The Harvard work exemplifies the judicious refinement that characterizes De Bisschop’s landscape drawings. In the preface to Paradigmata Graphices, he explicitly deplores the unmediated naturalism of Dutch art, including the “tumbledown buildings” and “bare, crooked, misshapen trees” that feature in landscapes by his compatriots. His choice of motifs reflects his preference for a stately, harmonious landscape art. He favored Italian vistas with Roman ruins copied from drawings by Breenbergh and others who had traveled to Italy; Dutch views of topographical interest, such as country houses, city walls, and gates; and the type of sunny, congenial rustic scene that he depicted in Houses and a Well near Koudekerk.

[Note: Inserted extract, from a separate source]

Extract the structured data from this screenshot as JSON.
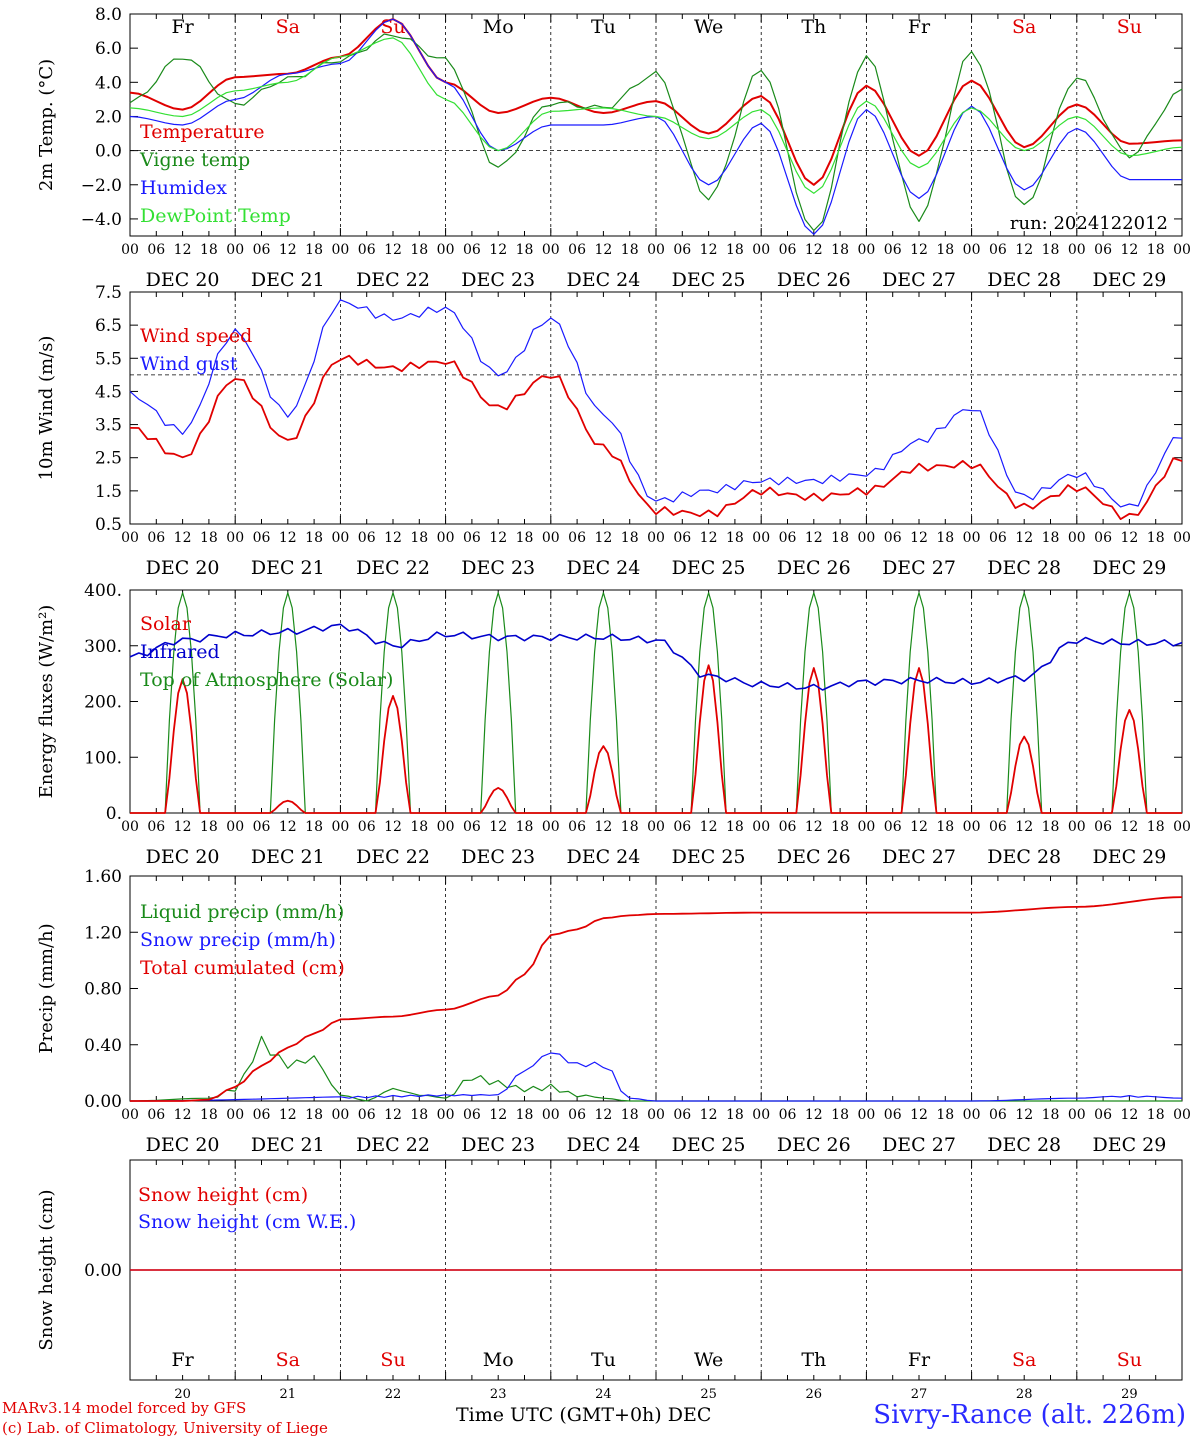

In the early eighteenth century, the Delft collector Valerius Röver (1686–1739) assembled at least eighty-four of De Bisschop’s landscapes, including the present work. When Röver mounted the drawings in albums, he provided them with captions by transcribing in an elegant hand the topographical notes De Bisschop had scribbled on the versos. After Jonkheer Johann Goll van Franckenstein (1722–1785) acquired the drawings from Röver’s widow, they were remounted and Röver’s captions were cut out and adhered to the backs of the original sheets. A small paper strip inscribed in Röver’s hand, By Coukerck [sic], remains affixed to the verso of the Harvard work, and Röver’s captions have been preserved with several other De Bisschop landscapes.